The foam material in the construction of FIG. 3 is preferably a flexible very lightweight polyurethane material having good insulating properties.

In the coverlet construction illustrated in FIG. 3, the foam layer is preferably present from about three-fourths to one inch in thickness and the hollow fiber layer is preferably three-eighths to about three-fourths inch, although a greater amount of insulating fibers can be effectively used. Such a construction is sufficiently flexible and thin that the comfort of the water mattress is not substantially diminished while excellent insulation is provided.

A three layer coverlet maybe made from the type illustrated in FIG. 3 by addition of an insulating layer of fibers under the foam layer. Such a three-layer sandwich construction is completely reversible when the underlay fabric is also decorative.

Another view of the coverlet of the instant invention is provided in the perspective view FIG. 4. The coverlet 10 is shown with straps 16 attached so that the coverlet may be fitted to the water mattress in a secure fashion so that it is not slip out unduly. The straps 16 may be placed about and under the corners of a conventional waterbed bladder.

Other means may be provided for securing the coverlet 10 over a waterbed mattress so that it does not slip about. For example, the coverlet may be provided with a skirt of material about the perimeter of the coverlet. The depending skirt may then be tucked in along the sides of the waterbed between the wooden side wall and the bladder to a sufficient depth so that the weight of sleepers on the bed force the bladder against the wooden side walls with such force that the trapped skirt would not permit the coverlet to slide about.

An other construction of a coverlet of the instant invention is illustrated in FIG. 5. A coverlet of the type illustrated in FIG. 1 having a inner-layer of hollow fiber material, a decorative cover 12 and an under fabric 13 is quilted together to form an intregal unit.

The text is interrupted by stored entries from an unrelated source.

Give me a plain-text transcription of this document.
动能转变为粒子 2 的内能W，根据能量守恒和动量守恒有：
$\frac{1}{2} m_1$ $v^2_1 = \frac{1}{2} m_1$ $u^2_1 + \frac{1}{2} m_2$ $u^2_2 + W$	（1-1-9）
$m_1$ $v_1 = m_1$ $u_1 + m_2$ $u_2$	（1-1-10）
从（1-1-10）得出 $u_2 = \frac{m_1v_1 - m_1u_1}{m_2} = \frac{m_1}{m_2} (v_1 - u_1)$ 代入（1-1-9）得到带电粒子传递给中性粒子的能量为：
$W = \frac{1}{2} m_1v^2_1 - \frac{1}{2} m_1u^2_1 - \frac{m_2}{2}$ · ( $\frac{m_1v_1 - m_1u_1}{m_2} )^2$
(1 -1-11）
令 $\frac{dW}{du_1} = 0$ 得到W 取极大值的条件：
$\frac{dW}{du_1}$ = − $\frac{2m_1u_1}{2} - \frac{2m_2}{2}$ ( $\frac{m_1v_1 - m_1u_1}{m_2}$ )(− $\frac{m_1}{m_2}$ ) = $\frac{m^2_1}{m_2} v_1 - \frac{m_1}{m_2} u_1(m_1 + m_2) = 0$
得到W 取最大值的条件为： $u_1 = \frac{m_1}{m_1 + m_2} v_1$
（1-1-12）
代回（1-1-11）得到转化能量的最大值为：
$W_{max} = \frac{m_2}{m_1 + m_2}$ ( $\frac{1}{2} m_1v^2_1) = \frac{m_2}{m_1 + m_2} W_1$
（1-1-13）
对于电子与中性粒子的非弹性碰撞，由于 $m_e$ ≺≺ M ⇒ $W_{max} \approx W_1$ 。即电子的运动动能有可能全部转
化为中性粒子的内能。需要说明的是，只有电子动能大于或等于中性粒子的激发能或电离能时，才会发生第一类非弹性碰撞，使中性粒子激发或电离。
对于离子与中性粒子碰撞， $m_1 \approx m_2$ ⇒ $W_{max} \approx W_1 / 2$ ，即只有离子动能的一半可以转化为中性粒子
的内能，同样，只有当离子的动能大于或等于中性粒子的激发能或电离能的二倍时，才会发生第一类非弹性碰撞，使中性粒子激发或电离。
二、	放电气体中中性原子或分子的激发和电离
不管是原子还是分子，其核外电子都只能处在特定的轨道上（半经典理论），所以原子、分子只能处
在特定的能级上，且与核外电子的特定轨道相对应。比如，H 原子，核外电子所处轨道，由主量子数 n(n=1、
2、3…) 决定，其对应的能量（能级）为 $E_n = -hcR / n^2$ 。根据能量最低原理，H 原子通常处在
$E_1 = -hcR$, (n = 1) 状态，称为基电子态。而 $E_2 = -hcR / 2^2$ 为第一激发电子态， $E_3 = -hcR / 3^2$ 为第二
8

About the under side of the coverlet, strips of Velcro 16 may be attached to mate with other strips of velcro 17 attached to a foam layer 15. This construction permits the foam layer to be readily removed so that the coverlet may be washed. Also, the foam may tend to degrade before the coverlet wears out so that a new piece of foam may be adhered to the coverlet without replacing the whole coverlet.

While other coverlets have been suggested in the art to provide effective insulating media between a sleeper and the large body of water contained in a conventional unheated waterbed mattress, the instant invention provides such a construction without undue bulk or complex multi-layer construction. To achieve a similar effect by substitution of regular solid polyester fibers, e.g. Dacron fibers, in place of the hollow fibers of the instant invention, e.g. Holofil fibers, a layer of solid fibers would have to be about twice the thickness to achieve a K factor equivalent to a thinner layer of Holofil fibers. Thus, a coverlet made with conventional long, solid polyester fibers would have such a bulk and thickness that the comfort of a waterbed may be substantially diminished. Futhermore, the use of conventional solid fibers in such bulk provides a very difficult construction to quilt. Thus, an advantage of the instant invention is that it may be readily quilted to form a construction having a top fabric layer, a hollow fiber body, optionally another insulating medium such as a foam layer or a heat shield, and a bottom fabric layer.

Other insulating materials such as wool, down (feathers) and the like have certain deficiencies for the purposes of this invention. Loose wool tends to "bunch" together and is relatively heavy for such purposes. While down, especially goose down, is an excellent lightweight insulator for sleeping bags, parkas and the like, it tends to compress greatly when subjected to a load. Thus down is not an effective insulator for use under a sleeper.

Regular polyester fabrics, e.g. non-hollow fibers may be used in the instant invention, however, the thickness and bulk of such fibers in comparison with hollow polyester fibers is significantly greater. Thus, for the purpose of the instant invention, hollow polyester fibers are greatly preferred.